Spicy Walnut Tomatoes
1 TBSP raisins
2 TBSP orange juice
4 medium sized ripe tomatoes
1/3 cup cooked brown rice
1/2 cup roughly chopped walnuts
2 Tsp curry powder
1 small apple chopped
Preheat the oven to 375 degrees.
Soak the raisins in the orange juice to soften.
Slice about a half inch off the stem end of each tomato and save the "lid".
With your fingers scoop out as much of the seeds and jelly as you can and then
scoop out the remaining pulp, chop coarsely and reserve.
Mix the reserved tomato pulp, rice, walnuts, drained raisins, curry powder and apple
and mix together.
Fill the hollowed out tomatoes with the mixture and top with the "lid".
Brush the tomatoes all over with olive oil.

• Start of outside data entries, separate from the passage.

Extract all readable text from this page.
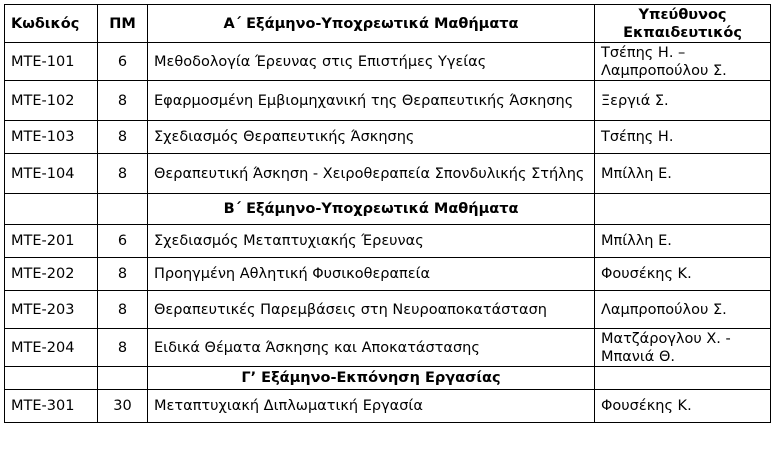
Κωδικός	ΠΜ	Α΄ Εξάμηνο-Υποχρεωτικά Μαθήματα	Υπεύθυνος Εκπαιδευτικός
ΜΤΕ-101	6	Μεθοδολογία Έρευνας στις Επιστήμες Υγείας	Τσέπης Η. – Λαμπροπούλου Σ.
ΜΤΕ-102	8	Εφαρμοσμένη Εμβιομηχανική της Θεραπευτικής Άσκησης	Ξεργιά Σ.
ΜΤΕ-103	8	Σχεδιασμός Θεραπευτικής Άσκησης	Τσέπης Η.
ΜΤΕ-104	8	Θεραπευτική Άσκηση - Χειροθεραπεία Σπονδυλικής Στήλης	Μπίλλη Ε.
		Β΄ Εξάμηνο-Υποχρεωτικά Μαθήματα	
ΜΤΕ-201	6	Σχεδιασμός Μεταπτυχιακής Έρευνας	Μπίλλη Ε.
ΜΤΕ-202	8	Προηγμένη Αθλητική Φυσικοθεραπεία	Φουσέκης Κ.
ΜΤΕ-203	8	Θεραπευτικές Παρεμβάσεις στη Νευροαποκατάσταση	Λαμπροπούλου Σ.
ΜΤΕ-204	8	Ειδικά Θέματα Άσκησης και Αποκατάστασης	Ματζάρογλου Χ. - Μπανιά Θ.
		Γ’ Εξάμηνο-Εκπόνηση Εργασίας	
ΜΤΕ-301	30	Μεταπτυχιακή Διπλωματική Εργασία	Φουσέκης Κ.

Put in an oven proof dish and bake at 375 degrees for about twenty minutes.
You could use this same stuffing for other veggies like zucchini, small eggplant, or peppers. Just chop a whole fresh tomato instead of using the pulp.
Spicy Beet Soup
1 medium onion chopped
2 medium carrots chopped
2 ribs of celery chopped
2 1/2 cups vegetable stock heated
1/2 pound cooked beets chopped (I like the golden beets)
2 inch piece of fresh ginger minced
zest of 1 lemon
juice of 1 lemon
1 TBSP balsamic vinegar
chopped parsely for garnish
Saute the onions, carrots and celery in a tablespoon of canola or olive oil for a few minutes.
Add the stock and simmer for about 20 minutes
Add the beets, lemon zest and ginger and cook for another 10 minutes or so.
Using a hand blender or food processor puree the soup until smooth.
Add the lemon juice and balsamic vinegar and reheat if necessary.
Salt and pepper to taste.
Serve with the fresh parsley garnish.
I like to roast the beets to cook them as they develop a nice flavor, but you could boil them as well. I don't see why you couldn't use canned for frozen cooked beets in this recipe as well.